Thanks Kat. I free-feed Ceylon, and as I said before, he is just not a big eater - never has been (except for treats, which he loves!). But - - even though a month or so ago, I was worried that he was actually too skinny, and eating too little, now, he has sort of 'fleshed out' a bit. I.e., he is not just skin and bones everywhere under his fur, finally - I can feel some muscles and such growing in in certain places, such as his chest and his thighs. *How* he is *still *the same weight as a month or so ago when I couldn't feel anything but skin and bones at those places, stumps me lol! -I know that a lot of people on this forum don't advocate free-feeding, but I felt (knew) it was right for Cey, as long it continued to be right for him. I.e., I know I can't free-feed him forever, but, I didn't want him to become too food- or meal-focused, and, so far, it has worked for both of us. I can still feel his ribs and bony projections (tops of hips, spine at the top of his back, etc.), and the fleshed-out parts that I feel seem almost all muscle rather than fat to me.

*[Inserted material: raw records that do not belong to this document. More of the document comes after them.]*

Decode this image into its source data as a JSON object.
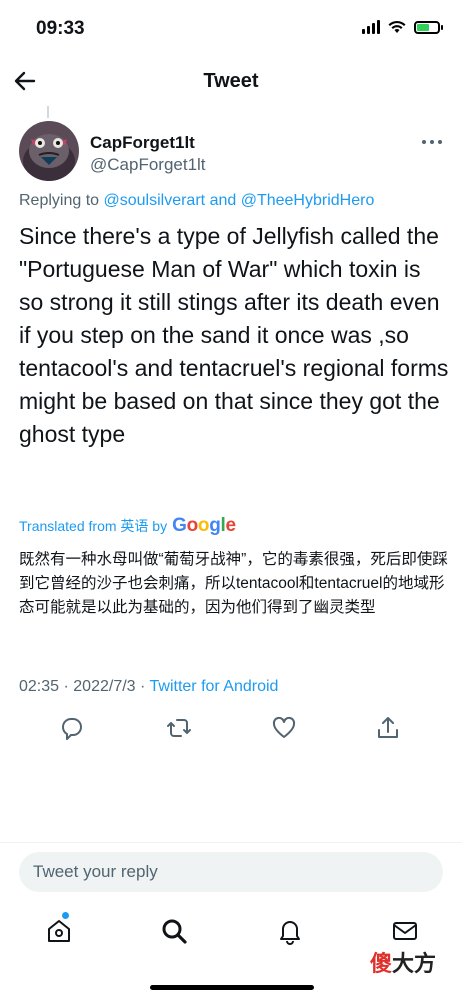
{
  "status_bar": {
    "time": "09:33",
    "battery_level": 0.6,
    "colors": {
      "battery_fill": "#2fd158"
    }
  },
  "header": {
    "title": "Tweet",
    "back_icon": "arrow-left-icon"
  },
  "tweet": {
    "author": {
      "name": "CapForget1lt",
      "handle": "@CapForget1lt"
    },
    "replying_prefix": "Replying to",
    "reply_targets": [
      "@soulsilverart",
      "@TheeHybridHero"
    ],
    "replying_joiner": "and",
    "text": "Since there's a type of Jellyfish called the \"Portuguese Man of War\" which toxin is so strong it still stings after its death even if you step on the sand it once was ,so tentacool's and tentacruel's regional forms might be based on that since they got the ghost type",
    "translation_label": "Translated from 英语 by",
    "translation_provider": "Google",
    "translation": "既然有一种水母叫做“葡萄牙战神”，它的毒素很强，死后即使踩到它曾经的沙子也会刺痛，所以tentacool和tentacruel的地域形态可能就是以此为基础的，因为他们得到了幽灵类型",
    "time": "02:35",
    "date": "2022/7/3",
    "separator": "·",
    "source": "Twitter for Android"
  },
  "actions": [
    "reply-icon",
    "retweet-icon",
    "like-icon",
    "share-icon"
  ],
  "reply_box": {
    "placeholder": "Tweet your reply"
  },
  "tabbar": [
    "home-icon",
    "search-icon",
    "notifications-icon",
    "messages-icon"
  ],
  "watermark": {
    "part1": "傻",
    "part2": "大方"
  },
  "colors": {
    "accent": "#1d9bf0",
    "text_secondary": "#536471",
    "watermark_red": "#e0302b"
  }
}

In fact, I still think that he needs to 'flesh out' a bit more, and that if he did/does, he would be healthier still. But, I certainly don't want him to start getting overweight. Right now, all the weight/muscle/etc. that he puts on, seems to be healthy muscle/growing-up growth. But I know that that won't continue forever 

I guess I am feeling that I should keep him on free-feeding puppy food for at least a few more weeks, so that he can continue fleshing out the areas which I think are too skinny, and then, transition him to adult food, and then, depending on how he does, consider limiting his meals if necessary. Well, that is what I am thinking, but I wanted to see what other Hav owners recommend, first  -it's definitely time to start thinking about changing, if not now, then pretty soon, I think...


----------